How does witnessing and then writing about real, actual violence differ from having to create it in your own mind and turn it into fiction?

The two are dangerous in slightly different ways. There's not as much physical peril when you're sitting alone in a room hammering out a story. But you can trouble your mind and soul a lot more readily. There are a couple disturbing scenes in the book - it gets downright upsetting, actually - that I've been awkwardly confronted on. You end up apologizing for upsetting them [WHO?]/note>, even though it's entirely made up.

Readers of pulp fiction often make the mistake of confusing the writer with the main character, sort of like how Charles Bukowski stars as the main character in each of his novel. You bear a striking resemblance to your main character, Mason. Are you the same person?

It's part of the cult of personality, and I'd be disingenuous to say there weren't similarities between us. Mason lives in this apartment. He's struggling to write a book. He looks a lot like me and we have a lot of the same faults and vices. I just deal with them better.

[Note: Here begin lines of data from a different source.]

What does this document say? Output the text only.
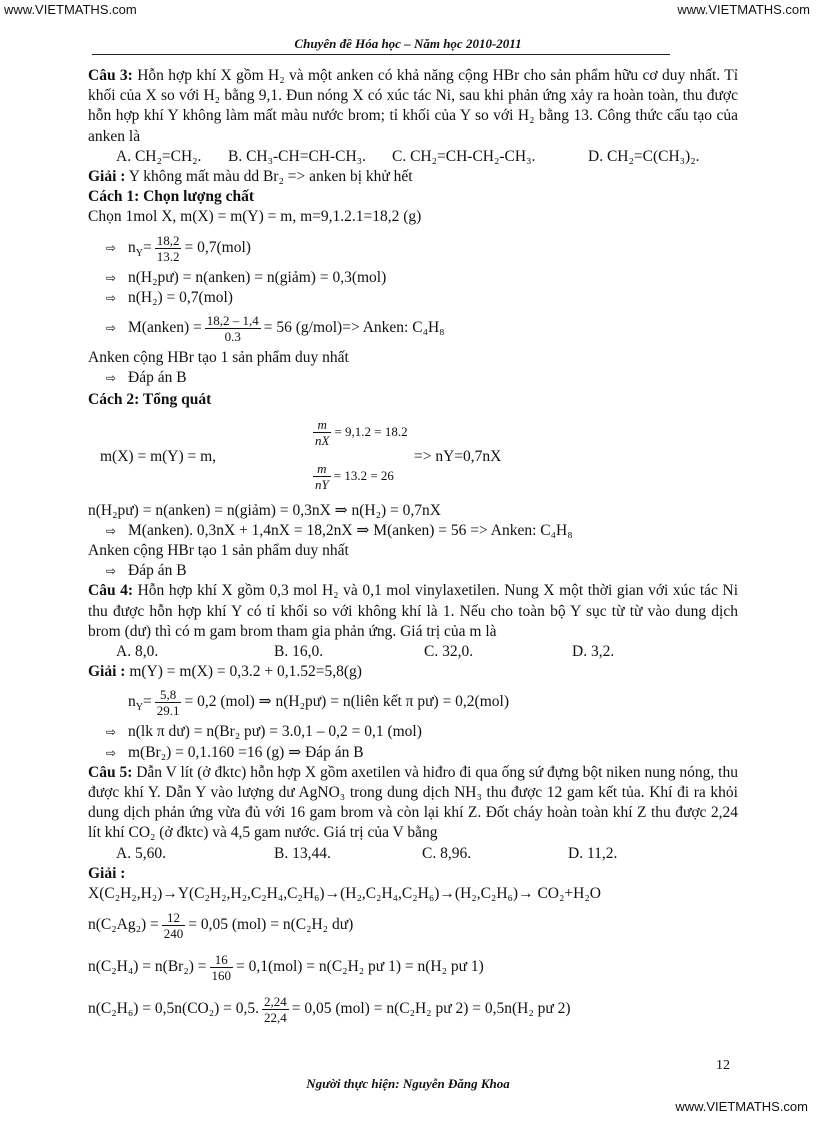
www.VIETMATHS.com	www.VIETMATHS.com
Chuyên đề Hóa học – Năm học 2010-2011

Câu 3: Hỗn hợp khí X gồm H₂ và một anken có khả năng cộng HBr cho sản phẩm hữu cơ duy nhất. Tỉ khối của X so với H₂ bằng 9,1. Đun nóng X có xúc tác Ni, sau khi phản ứng xảy ra hoàn toàn, thu được hỗn hợp khí Y không làm mất màu nước brom; tỉ khối của Y so với H₂ bằng 13. Công thức cấu tạo của anken là

A. CH₂=CH₂.	B. CH₃-CH=CH-CH₃.	C. CH₂=CH-CH₂-CH₃.	D. CH₂=C(CH₃)₂.

Giải : Y không mất màu dd Br₂ => anken bị khử hết

Cách 1: Chọn lượng chất

Chọn 1mol X, m(X) = m(Y) = m, m=9,1.2.1=18,2 (g)

⇨ $n_Y= \frac{18,2}{13.2} = 0,7(mol)$

⇨ n(H₂pư) = n(anken) = n(giảm) = 0,3(mol)

⇨ n(H₂) = 0,7(mol)

⇨ M(anken) = $\frac{18,2 - 1,4}{0.3} = 56$ (g/mol)=> Anken: C₄H₈

Anken cộng HBr tạo 1 sản phẩm duy nhất

⇨ Đáp án B

Cách 2: Tổng quát

m(X) = m(Y) = m,
$\frac{m}{nX} = 9,1.2 = 18.2$
$\frac{m}{nY} = 13.2 = 26$
=> nY=0,7nX

n(H₂pư) = n(anken) = n(giảm) = 0,3nX ⇒ n(H₂) = 0,7nX

⇨ M(anken). 0,3nX + 1,4nX = 18,2nX ⇒ M(anken) = 56 => Anken: C₄H₈

Anken cộng HBr tạo 1 sản phẩm duy nhất

⇨ Đáp án B

Câu 4: Hỗn hợp khí X gồm 0,3 mol H₂ và 0,1 mol vinylaxetilen. Nung X một thời gian với xúc tác Ni thu được hỗn hợp khí Y có tỉ khối so với không khí là 1. Nếu cho toàn bộ Y sục từ từ vào dung dịch brom (dư) thì có m gam brom tham gia phản ứng. Giá trị của m là

A. 8,0.	B. 16,0.	C. 32,0.	D. 3,2.

Giải : m(Y) = m(X) = 0,3.2 + 0,1.52=5,8(g)

$n_Y= \frac{5,8}{29.1} = 0,2$ (mol) ⇒ n(H₂pư) = n(liên kết π pư) = 0,2(mol)

⇨ n(lk π dư) = n(Br₂ pư) = 3.0,1 – 0,2 = 0,1 (mol)

⇨ m(Br₂) = 0,1.160 =16 (g) ⇒ Đáp án B

Câu 5: Dẫn V lít (ở đktc) hỗn hợp X gồm axetilen và hiđro đi qua ống sứ đựng bột niken nung nóng, thu được khí Y. Dẫn Y vào lượng dư AgNO₃ trong dung dịch NH₃ thu được 12 gam kết tủa. Khí đi ra khỏi dung dịch phản ứng vừa đủ với 16 gam brom và còn lại khí Z. Đốt cháy hoàn toàn khí Z thu được 2,24 lít khí CO₂ (ở đktc) và 4,5 gam nước. Giá trị của V bằng

A. 5,60.	B. 13,44.	C. 8,96.	D. 11,2.

Giải :

X(C₂H₂,H₂)→Y(C₂H₂,H₂,C₂H₄,C₂H₆)→(H₂,C₂H₄,C₂H₆)→(H₂,C₂H₆)→ CO₂+H₂O

$n(C_2Ag_2) = \frac{12}{240} = 0,05$ (mol) = n(C₂H₂ dư)

$n(C_2H_4) = n(Br_2) = \frac{16}{160} = 0,1(mol) = n(C_2H_2$ pư 1) = n(H₂ pư 1)

n(C₂H₆) = 0,5n(CO₂) = 0,5. $\frac{2,24}{22,4} = 0,05$ (mol) = n(C₂H₂ pư 2) = 0,5n(H₂ pư 2)

12
Người thực hiện: Nguyễn Đăng Khoa
www.VIETMATHS.com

There's a scene in Ghosted where a poker game gets out of hand and they end up playing for something neither can afford to lose. Ever been at a game where death was on the line?

I've been in games where people have lost more than they had and the game turned violent. But life-and-death stakes? No. I do know a lot of places in town to play poker any time of day. I don't visit them as much as I used to, for my safety and sanity's sake. I've got a young son, after all. But I still go see my friends every once in a while.

You're appearing at the International Festival of Authors as part of the festival's "noir" series highlighting crime and mystery fiction. Do you consider yourself a noir writer?

It's funny. The book just came out in the States, and the marketing campaign highlights the mystery, suspense, thriller aspects of the novel. Which is great, I like that, but I didn't write it with the intention of it being a noir-genre novel. I don't even really know what that means, other than the fact that it's been reviewed in publications like Mystery Scene Magazine. Actually, my favourite quote about the book comes from that review: "Reads like a film noir pounded out by a pissed-off, hung-over John Irving."

This interview has been edited and condensed.